FFA is a dynamic youth organization that changes lives and prepares members for premier leadership, personal growth and career success through agricultural education.
This year, FFA hosted its first-ever Horizon Conference, a virtual event for high school juniors, seniors and recent graduates nationwide.
A comprehensive learning environment
An intracurricular student organization, FFA is one part of a three-pronged, school-based curriculum for agriculture education.
The other two prongs include classroom/laboratory, in which students receive contextual, inquiry-based instruction through an interactive classroom and laboratory, as well as Supervised Agricultural Experience (SAE), which is experiential, service and/or work-based learning through the implementation of an SAE project.
A diversifying membership
"Future Farmers of America” was founded by a group of young farmers in 1928. Their mission was to prepare future generations for the challenges of feeding a growing population.
Today, the organization is known as “The National FFA Organization,” and with a modern name comes a modern mission. National FFA welcomes students who want to be production farmers, as well as those who aspire to careers as teachers, doctors, scientists, business owners and more.
While FFA will forever be the Future Farmers of America, they are also the Future Biologists, Future Chemists, Future Veterinarians, Future Engineers and Future Entrepreneurs of America, too.
In the midst of a global pandemic, FFA strove to provide FFA members the opportunity to engage in programming that could provide hope and jumpstart their careers; and so was born the Horizon Conference.
The Horizon Conference offered 19 educational sessions, 4 virtual tours and 10 networking sessions to 190 conference participants. Attendees, which were mostly high school juniors and seniors, as well as some recent high school graduates, chose from one of three “tracks,” including “Future of Agriculture,” “Entrepreneurial Skills” and “Connecting to Consumers.”
By the measure of their post-conference survey, the event was a big success.
All respondents in the “Future of Agriculture” track agreed that they are excited about a career in production agriculture; all respondents in the “Entrepreneurial Skills” track agreed that they learned new skills to manage an agricultural operation in the future; and all respondents in the “Connection to Consumers” track agreed they learned new strategies to connect to consumers.
Eighty-nine percent of respondents agreed that they feel more prepared for a career in production agriculture after attending the Horizon Conference and 87 percent said that they would strongly recommend the Horizon Conference to a friend.
“I learned so many things, on how to handle my situation being involved in a family business, and I have already been able to apply the techniques we were given to our family operation,” said Shianne Omlin, Modesto FFA and 2021 Horizon Conference participant.
Business skills are crucial
It’s important to Farm Credit that America’s young people learn business skills to carry on America’s agricultural legacy, taking over family businesses and starting their own operations. Farm Credit’s Gary Matteson presented a session titled, “Using Credit and Earning Profit.”
Gary asked FFA members, “Can you explain how you are going to make money farming?” A straightforward, yet fundamental question for any business owner, including America’s next generation of farmers and ranchers.

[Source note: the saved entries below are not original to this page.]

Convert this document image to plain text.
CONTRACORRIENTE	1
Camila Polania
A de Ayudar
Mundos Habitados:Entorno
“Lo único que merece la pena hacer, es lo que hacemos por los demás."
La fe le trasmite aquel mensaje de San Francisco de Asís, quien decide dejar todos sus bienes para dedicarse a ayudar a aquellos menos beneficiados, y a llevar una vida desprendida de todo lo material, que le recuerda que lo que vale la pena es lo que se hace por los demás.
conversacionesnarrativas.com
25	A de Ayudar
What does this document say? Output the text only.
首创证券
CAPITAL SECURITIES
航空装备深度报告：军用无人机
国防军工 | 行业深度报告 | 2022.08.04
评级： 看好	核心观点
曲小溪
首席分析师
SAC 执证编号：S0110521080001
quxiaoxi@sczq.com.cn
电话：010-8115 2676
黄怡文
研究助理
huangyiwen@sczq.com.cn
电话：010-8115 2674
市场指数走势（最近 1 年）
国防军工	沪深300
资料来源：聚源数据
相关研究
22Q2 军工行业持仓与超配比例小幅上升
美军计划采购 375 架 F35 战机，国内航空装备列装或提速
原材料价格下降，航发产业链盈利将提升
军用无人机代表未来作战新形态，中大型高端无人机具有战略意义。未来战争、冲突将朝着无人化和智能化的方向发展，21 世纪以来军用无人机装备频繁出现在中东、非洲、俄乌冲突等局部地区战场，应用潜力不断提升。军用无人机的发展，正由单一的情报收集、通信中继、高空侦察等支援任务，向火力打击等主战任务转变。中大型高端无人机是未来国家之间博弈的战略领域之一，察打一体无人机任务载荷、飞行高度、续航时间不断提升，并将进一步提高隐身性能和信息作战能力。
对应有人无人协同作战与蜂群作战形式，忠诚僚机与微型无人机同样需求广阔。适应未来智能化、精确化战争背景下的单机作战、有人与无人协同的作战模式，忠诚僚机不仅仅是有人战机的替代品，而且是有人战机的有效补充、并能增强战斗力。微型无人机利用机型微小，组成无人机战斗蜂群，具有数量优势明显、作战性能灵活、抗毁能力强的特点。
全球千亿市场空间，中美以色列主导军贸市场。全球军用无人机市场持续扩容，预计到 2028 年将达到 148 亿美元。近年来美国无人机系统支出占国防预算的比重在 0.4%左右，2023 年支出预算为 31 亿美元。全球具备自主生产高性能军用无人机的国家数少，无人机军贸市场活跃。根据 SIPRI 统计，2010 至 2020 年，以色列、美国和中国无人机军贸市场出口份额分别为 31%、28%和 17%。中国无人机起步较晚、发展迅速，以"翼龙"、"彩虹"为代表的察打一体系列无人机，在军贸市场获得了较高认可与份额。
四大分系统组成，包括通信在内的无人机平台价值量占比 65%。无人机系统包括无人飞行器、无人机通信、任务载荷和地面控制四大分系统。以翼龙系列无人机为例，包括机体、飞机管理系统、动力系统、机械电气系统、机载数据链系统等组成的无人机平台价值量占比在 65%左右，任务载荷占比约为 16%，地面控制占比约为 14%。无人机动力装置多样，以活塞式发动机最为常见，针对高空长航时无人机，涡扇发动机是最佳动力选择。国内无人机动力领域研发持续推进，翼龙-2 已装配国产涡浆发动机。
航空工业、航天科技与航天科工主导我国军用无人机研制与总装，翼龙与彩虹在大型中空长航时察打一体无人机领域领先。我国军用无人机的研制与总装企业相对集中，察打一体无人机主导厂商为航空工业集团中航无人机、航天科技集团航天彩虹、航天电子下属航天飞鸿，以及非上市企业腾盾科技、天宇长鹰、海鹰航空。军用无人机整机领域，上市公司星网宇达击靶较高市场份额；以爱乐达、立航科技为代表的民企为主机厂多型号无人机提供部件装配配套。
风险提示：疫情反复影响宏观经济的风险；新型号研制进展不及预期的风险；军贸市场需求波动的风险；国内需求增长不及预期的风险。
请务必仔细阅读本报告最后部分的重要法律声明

The goal of Gary’s session was to help participants understand what it means to be “business minded” as they talk about farming, and how to use that to their advantage in conversations with partners, family members and lenders. They learned how a good business plan describes one’s path to success, so that they may recruit others to help achieve the vision. Students also learned about risk management, budgets and crop insurance.
“Many people, farmers included, think running a successful farm business means walking around and paying attention, that seeing what is going on enables you to be a capable manager of a farm operation,” Gary said. “But real success comes from anticipating the future, planning how to deal with problems ahead of time and measuring whether you have accomplished the things you planned to do.”
“The best way to be a profitable, successful farmer,” Gary said, “is to act like a financial superhero — make the plan, follow the plan, then evaluate the plan.”
Farm Credit is a proud supporter
Farm Credit is dedicated to supporting support rural communities and agriculture and, as part of that mission, we are committed to the next generation of farmers, ranchers and ag industry specialists. That’s why Farm Credit was thrilled to sponsor the 2021 Horizon Conference and one FFA Supervised Agricultural Experience (SAE) grant per state and Puerto Rico, in addition to our support of FFA’s National Convention.